The performance is made more depressing by the fact that
changing habits mean a boom in shopping in smaller local stores, territory on
which the Coop has operated for decades. Shoppers are weighing up the savings on time
and petrol costs that shopping locally offers, and recognising that shopping
only to buy what is needed for immediate consumption can help keep costs under
control.
The Coop realises that it needs an overhaul.
It has recruited senior staff from Tesco, Asda, and Sainsbury,
and drafted in the former Morrisons finance
director. Prices have been sharpened, and it is trying to improve its own brand
quality. It is setting up farming groups to get closer to suppliers.
It acknowledges the rise of on line grocery shopping and
recently announced that it is trialling four different ways of delivering an
online service to its customers. In perhaps the most memorable quote yet made
on the issues surrounding a move into online, Steve Murrells CEO said “Evidence
shows it replaces bricks and mortar sales and is margin eroding. But if you are
not prepared to eat your own children someone else might.”
Intensifying competition means that attention to price and
quality alone is unlikely to be enough to generate growth. All of the major supermarkets are going local.
Sainsbury has announced that it plans to open 100 new convenience stores a
year. Morrisons has got in on the act, albeit belatedly, and will have 100 M
Local stores open by January 2014. Asda is using its Netto acquisition to
experiment with different types of smaller store retailing, and Tesco just
wants to be the biggest in every sector.
So now the Coop has to work out what it can offer that will
persuade customers to walk past a local store from one of the “big four”, past
a local operator such as Budgens, and choose to enter a Coop.
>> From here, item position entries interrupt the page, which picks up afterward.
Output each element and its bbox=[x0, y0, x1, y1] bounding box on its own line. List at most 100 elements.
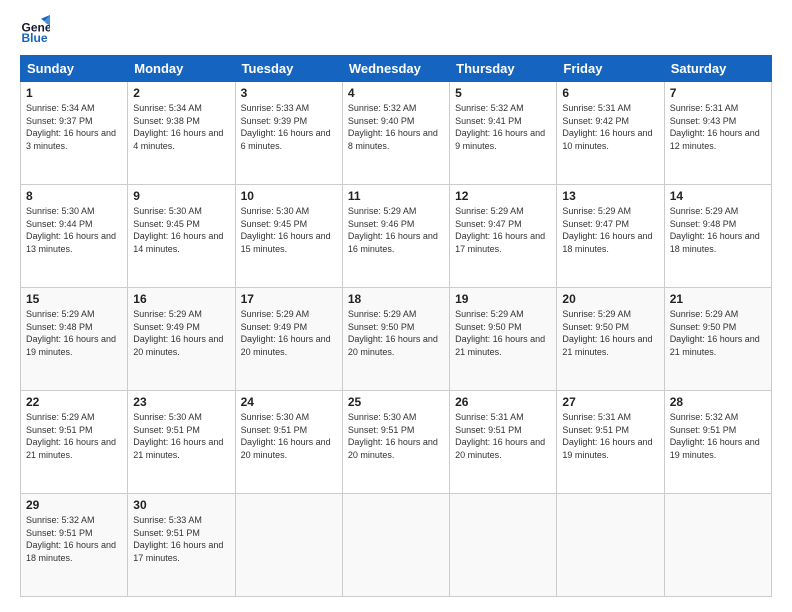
day-number: 27 bbox=[562, 395, 658, 409]
calendar-cell bbox=[342, 494, 449, 597]
day-detail: Sunrise: 5:34 AMSunset: 9:38 PMDaylight:… bbox=[133, 103, 223, 151]
calendar-cell: 23 Sunrise: 5:30 AMSunset: 9:51 PMDaylig… bbox=[128, 391, 235, 494]
day-number: 20 bbox=[562, 292, 658, 306]
day-number: 13 bbox=[562, 189, 658, 203]
day-number: 16 bbox=[133, 292, 229, 306]
calendar-cell: 4 Sunrise: 5:32 AMSunset: 9:40 PMDayligh… bbox=[342, 82, 449, 185]
day-number: 2 bbox=[133, 86, 229, 100]
calendar-cell: 10 Sunrise: 5:30 AMSunset: 9:45 PMDaylig… bbox=[235, 185, 342, 288]
day-number: 21 bbox=[670, 292, 766, 306]
header-friday: Friday bbox=[557, 56, 664, 82]
calendar-cell: 1 Sunrise: 5:34 AMSunset: 9:37 PMDayligh… bbox=[21, 82, 128, 185]
calendar-cell: 30 Sunrise: 5:33 AMSunset: 9:51 PMDaylig… bbox=[128, 494, 235, 597]
day-number: 19 bbox=[455, 292, 551, 306]
calendar-cell bbox=[235, 494, 342, 597]
day-number: 8 bbox=[26, 189, 122, 203]
header-monday: Monday bbox=[128, 56, 235, 82]
calendar-cell bbox=[450, 494, 557, 597]
day-number: 29 bbox=[26, 498, 122, 512]
day-number: 3 bbox=[241, 86, 337, 100]
calendar-cell: 25 Sunrise: 5:30 AMSunset: 9:51 PMDaylig… bbox=[342, 391, 449, 494]
calendar-cell: 14 Sunrise: 5:29 AMSunset: 9:48 PMDaylig… bbox=[664, 185, 771, 288]
day-number: 28 bbox=[670, 395, 766, 409]
calendar-cell: 24 Sunrise: 5:30 AMSunset: 9:51 PMDaylig… bbox=[235, 391, 342, 494]
day-number: 9 bbox=[133, 189, 229, 203]
calendar-cell: 2 Sunrise: 5:34 AMSunset: 9:38 PMDayligh… bbox=[128, 82, 235, 185]
day-detail: Sunrise: 5:31 AMSunset: 9:43 PMDaylight:… bbox=[670, 103, 760, 151]
day-number: 23 bbox=[133, 395, 229, 409]
day-detail: Sunrise: 5:32 AMSunset: 9:51 PMDaylight:… bbox=[670, 412, 760, 460]
day-detail: Sunrise: 5:29 AMSunset: 9:49 PMDaylight:… bbox=[133, 309, 223, 357]
header-saturday: Saturday bbox=[664, 56, 771, 82]
day-detail: Sunrise: 5:29 AMSunset: 9:50 PMDaylight:… bbox=[455, 309, 545, 357]
logo: General Blue bbox=[20, 15, 54, 45]
day-detail: Sunrise: 5:29 AMSunset: 9:50 PMDaylight:… bbox=[348, 309, 438, 357]
day-detail: Sunrise: 5:29 AMSunset: 9:48 PMDaylight:… bbox=[670, 206, 760, 254]
calendar-cell bbox=[664, 494, 771, 597]
day-number: 18 bbox=[348, 292, 444, 306]
calendar-cell: 16 Sunrise: 5:29 AMSunset: 9:49 PMDaylig… bbox=[128, 288, 235, 391]
calendar-cell: 29 Sunrise: 5:32 AMSunset: 9:51 PMDaylig… bbox=[21, 494, 128, 597]
calendar-cell: 8 Sunrise: 5:30 AMSunset: 9:44 PMDayligh… bbox=[21, 185, 128, 288]
day-detail: Sunrise: 5:31 AMSunset: 9:51 PMDaylight:… bbox=[562, 412, 652, 460]
day-number: 17 bbox=[241, 292, 337, 306]
day-number: 30 bbox=[133, 498, 229, 512]
calendar-cell: 21 Sunrise: 5:29 AMSunset: 9:50 PMDaylig… bbox=[664, 288, 771, 391]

The Institute of Grocery Distribution offers helpful advice to smaller store owners. It
boils down to having a deep understanding of why shoppers go to a particular
local store. There are basic requirements of quality and value, but thereafter
shopper needs can differ by customer age, whether or not they have children, age
of children, type of locality, and time of day. One size is unlikely to fit
all.
The Coop will need to be more analytical, flexible and
faster to respond to shopper needs than it has been hitherto.